Blitz
Blitz is streaming on Apple TV+ at the time of writing. Rated PG-13. Common Sense says 13+
STORY: D+
A choppy, episodic style undercuts the story’s power.
The film does a great job showing how the horrors of war affect the “folks back home.” However, too often we’re yanked out of the story and plunged into a flashback. These scenes are likely meant to add emotional context and poignancy. Instead, they sap the struggling narrative’s momentum.
PEOPLE: D+
The actors create caricatures instead of characters.

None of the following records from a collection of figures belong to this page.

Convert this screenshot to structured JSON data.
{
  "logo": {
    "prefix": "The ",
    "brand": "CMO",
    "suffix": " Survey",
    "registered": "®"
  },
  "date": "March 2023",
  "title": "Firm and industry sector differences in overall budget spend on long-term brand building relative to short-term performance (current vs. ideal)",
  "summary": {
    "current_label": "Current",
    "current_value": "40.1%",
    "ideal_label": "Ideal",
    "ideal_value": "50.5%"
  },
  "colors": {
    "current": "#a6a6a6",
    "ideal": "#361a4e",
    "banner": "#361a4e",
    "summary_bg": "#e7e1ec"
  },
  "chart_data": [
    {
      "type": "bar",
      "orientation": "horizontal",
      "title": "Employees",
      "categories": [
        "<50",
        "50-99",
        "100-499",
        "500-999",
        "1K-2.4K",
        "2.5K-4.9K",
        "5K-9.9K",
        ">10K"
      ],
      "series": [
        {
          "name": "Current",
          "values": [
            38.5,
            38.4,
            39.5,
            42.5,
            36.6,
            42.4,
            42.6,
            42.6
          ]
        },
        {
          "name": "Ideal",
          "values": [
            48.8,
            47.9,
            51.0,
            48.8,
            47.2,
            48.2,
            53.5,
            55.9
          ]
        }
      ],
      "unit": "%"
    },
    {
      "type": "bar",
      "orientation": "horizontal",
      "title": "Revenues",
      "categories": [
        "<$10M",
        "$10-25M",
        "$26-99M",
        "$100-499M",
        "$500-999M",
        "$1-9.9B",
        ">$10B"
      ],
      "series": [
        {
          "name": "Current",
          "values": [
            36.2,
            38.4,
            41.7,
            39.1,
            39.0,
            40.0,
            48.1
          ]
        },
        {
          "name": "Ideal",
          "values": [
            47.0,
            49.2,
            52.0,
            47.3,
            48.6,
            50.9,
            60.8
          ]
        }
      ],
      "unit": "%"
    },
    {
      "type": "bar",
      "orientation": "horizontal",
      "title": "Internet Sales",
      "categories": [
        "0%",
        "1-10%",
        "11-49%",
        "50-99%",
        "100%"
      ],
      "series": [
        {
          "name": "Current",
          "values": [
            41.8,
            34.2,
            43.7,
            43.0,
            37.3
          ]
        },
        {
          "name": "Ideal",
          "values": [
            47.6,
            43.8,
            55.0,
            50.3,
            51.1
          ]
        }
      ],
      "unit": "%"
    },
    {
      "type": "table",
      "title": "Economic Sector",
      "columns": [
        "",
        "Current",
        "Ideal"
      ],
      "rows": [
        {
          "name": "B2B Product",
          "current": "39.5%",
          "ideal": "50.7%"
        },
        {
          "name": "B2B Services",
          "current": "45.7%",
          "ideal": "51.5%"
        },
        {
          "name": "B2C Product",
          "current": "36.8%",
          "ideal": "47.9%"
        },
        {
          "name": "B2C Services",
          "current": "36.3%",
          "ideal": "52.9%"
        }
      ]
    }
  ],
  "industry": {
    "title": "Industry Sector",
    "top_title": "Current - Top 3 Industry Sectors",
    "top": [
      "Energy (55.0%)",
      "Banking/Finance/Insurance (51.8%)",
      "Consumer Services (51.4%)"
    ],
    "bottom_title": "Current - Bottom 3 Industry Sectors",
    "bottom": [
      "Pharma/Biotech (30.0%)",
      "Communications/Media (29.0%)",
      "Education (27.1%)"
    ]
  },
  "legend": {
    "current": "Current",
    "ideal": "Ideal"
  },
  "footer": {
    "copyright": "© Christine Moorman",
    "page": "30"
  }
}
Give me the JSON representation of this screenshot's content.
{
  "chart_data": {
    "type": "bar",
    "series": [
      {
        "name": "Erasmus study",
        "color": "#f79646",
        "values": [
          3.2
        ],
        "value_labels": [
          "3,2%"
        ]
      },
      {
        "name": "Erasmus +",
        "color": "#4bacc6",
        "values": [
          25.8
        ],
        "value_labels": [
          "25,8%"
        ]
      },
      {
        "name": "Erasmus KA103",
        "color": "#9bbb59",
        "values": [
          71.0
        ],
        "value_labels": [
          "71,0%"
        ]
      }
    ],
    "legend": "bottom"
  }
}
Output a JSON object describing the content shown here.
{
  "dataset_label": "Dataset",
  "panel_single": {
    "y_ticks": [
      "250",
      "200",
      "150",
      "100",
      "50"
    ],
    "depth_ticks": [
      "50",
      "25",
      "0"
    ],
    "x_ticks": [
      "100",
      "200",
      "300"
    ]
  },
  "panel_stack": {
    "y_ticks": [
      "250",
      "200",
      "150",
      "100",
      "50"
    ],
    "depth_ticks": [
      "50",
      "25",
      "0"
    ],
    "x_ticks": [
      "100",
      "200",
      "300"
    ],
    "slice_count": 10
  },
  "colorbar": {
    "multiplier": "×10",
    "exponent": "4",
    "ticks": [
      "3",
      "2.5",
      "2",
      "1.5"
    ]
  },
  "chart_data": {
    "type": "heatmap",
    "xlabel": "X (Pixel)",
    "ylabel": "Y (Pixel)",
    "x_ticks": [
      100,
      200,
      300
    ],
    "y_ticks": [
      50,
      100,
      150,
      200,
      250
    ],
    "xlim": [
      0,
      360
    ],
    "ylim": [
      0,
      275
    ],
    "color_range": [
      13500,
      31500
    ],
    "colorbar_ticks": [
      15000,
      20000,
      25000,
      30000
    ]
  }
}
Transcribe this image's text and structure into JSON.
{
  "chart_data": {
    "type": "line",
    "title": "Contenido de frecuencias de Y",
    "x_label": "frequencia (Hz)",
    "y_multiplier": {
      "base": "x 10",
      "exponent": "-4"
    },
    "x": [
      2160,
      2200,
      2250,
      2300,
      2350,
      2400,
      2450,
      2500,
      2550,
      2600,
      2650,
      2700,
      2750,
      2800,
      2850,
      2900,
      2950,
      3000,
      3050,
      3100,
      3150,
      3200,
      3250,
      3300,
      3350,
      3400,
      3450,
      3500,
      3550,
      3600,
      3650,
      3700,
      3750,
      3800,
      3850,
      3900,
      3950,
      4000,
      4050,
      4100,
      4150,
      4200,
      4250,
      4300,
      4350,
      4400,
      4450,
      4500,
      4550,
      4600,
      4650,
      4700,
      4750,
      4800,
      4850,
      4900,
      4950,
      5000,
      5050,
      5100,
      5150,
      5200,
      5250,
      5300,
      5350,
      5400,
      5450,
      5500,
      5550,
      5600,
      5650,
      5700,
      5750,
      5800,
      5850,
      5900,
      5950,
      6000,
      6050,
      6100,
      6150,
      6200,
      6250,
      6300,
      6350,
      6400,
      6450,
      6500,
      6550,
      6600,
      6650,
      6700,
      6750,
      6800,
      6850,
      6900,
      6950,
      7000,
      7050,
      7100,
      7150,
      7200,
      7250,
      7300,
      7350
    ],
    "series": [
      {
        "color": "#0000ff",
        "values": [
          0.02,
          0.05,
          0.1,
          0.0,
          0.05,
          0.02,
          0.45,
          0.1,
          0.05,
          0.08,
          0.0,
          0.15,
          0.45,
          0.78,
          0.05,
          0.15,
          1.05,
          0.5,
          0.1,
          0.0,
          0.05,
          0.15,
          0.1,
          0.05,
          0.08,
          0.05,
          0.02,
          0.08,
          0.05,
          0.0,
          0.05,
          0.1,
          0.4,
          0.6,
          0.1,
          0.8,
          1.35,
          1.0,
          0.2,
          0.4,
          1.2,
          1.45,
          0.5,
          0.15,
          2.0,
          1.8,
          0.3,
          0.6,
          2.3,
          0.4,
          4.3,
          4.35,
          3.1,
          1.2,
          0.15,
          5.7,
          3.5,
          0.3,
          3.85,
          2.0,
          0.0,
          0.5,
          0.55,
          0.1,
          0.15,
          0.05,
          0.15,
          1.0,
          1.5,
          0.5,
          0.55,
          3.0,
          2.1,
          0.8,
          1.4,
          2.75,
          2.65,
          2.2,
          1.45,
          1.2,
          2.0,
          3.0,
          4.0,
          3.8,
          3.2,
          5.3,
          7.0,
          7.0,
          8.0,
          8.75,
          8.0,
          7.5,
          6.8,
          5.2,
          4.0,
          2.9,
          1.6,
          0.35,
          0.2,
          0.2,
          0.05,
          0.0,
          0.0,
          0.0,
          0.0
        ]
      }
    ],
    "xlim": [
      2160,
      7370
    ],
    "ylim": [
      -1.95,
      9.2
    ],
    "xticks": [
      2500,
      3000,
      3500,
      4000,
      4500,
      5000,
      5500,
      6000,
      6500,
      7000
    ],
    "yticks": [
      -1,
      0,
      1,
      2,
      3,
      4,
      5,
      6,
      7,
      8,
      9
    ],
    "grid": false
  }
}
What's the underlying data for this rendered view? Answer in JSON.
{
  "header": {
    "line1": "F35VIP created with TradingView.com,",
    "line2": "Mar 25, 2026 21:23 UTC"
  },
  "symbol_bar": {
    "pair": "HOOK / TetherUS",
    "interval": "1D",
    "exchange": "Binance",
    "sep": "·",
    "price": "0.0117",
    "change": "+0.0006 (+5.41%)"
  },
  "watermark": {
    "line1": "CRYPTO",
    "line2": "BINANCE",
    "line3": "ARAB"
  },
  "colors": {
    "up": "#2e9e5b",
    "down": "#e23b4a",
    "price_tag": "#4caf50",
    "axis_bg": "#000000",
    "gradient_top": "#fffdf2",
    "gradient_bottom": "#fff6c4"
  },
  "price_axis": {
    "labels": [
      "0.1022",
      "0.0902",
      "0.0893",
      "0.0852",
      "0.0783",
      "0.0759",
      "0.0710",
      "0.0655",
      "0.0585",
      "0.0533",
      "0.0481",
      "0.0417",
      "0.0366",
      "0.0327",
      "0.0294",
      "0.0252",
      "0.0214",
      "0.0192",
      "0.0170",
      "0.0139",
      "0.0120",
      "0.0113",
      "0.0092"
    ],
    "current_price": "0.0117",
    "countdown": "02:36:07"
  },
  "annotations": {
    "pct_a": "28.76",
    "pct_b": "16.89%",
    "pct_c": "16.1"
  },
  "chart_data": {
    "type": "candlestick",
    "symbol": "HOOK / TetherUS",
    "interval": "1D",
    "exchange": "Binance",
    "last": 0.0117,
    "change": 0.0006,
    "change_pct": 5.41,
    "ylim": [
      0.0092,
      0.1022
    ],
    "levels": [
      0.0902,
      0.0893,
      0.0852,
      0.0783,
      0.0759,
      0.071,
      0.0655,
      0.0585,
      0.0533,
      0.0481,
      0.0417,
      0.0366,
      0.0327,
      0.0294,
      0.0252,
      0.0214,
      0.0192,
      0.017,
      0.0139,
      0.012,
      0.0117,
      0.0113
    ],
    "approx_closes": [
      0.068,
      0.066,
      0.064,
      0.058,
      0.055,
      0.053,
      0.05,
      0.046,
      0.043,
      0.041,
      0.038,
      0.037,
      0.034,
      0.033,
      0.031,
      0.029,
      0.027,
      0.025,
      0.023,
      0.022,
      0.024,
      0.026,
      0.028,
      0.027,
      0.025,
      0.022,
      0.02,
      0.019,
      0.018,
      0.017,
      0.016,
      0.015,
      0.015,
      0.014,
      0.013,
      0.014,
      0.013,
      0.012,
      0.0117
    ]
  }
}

You can feel the performance in every performance. The actors play to the audience’s idea of what it must have been like to live in 1940s London, instead of transforming themselves into human beings living through the horrors of the Blitzkrieg.
That choice adds an extra layer of artificiality, further distancing us from experiencing what it was like living through this nightmare.
FILM NERD STUFF: C+
The visuals are stunning, but the soundtrack distracts us more than it moves us.
The soundtrack often swoops in like an enormous neon arrow, pointing out the emotion the film wants us to feel.
Perhaps the filmmakers don’t trust us to make our own decisions about how we’re supposed to feel. Or maybe the film doesn’t trust itself, sensing that the other departments haven’t done enough to tell a moving story. Either way, the obtrusive soundtrack diminishes the film’s power.
ONE BIG LESSON: D
Family must stay together, no matter what.
Blitz is the story of a boy and mother trying to find each other despite dangerous and overwhelming odds.
What makes the movie so frustrating is that nearly every event and moment seems to be arguing that they shouldn’t. It feels like someone telling me I shouldn’t smoke while they happily puff away and blow smoke in my face.
That dissonance left me confused and unsure what to think about what I just experienced.
FINAL COMMENTS:
I’ve been excited for this movie since the second I first heard of it. I am shocked that a top tier dream team such as Steve McQueen and Saoirse Ronan don’t deliver.
Blitz yearns to be an epic, emotional survival story of a family battling for its survival at the horrific intersection of war and racism. The plot is moving and important. The issue is that the storytelling doesn’t do it justice.
The film does possess some admirable aspects. The cinematography is excellent, as is young Elliott Heffernan. The flood scene is extraordinary. But too many of its filmmaking choices weaken the film’s resonance instead of amplifying it.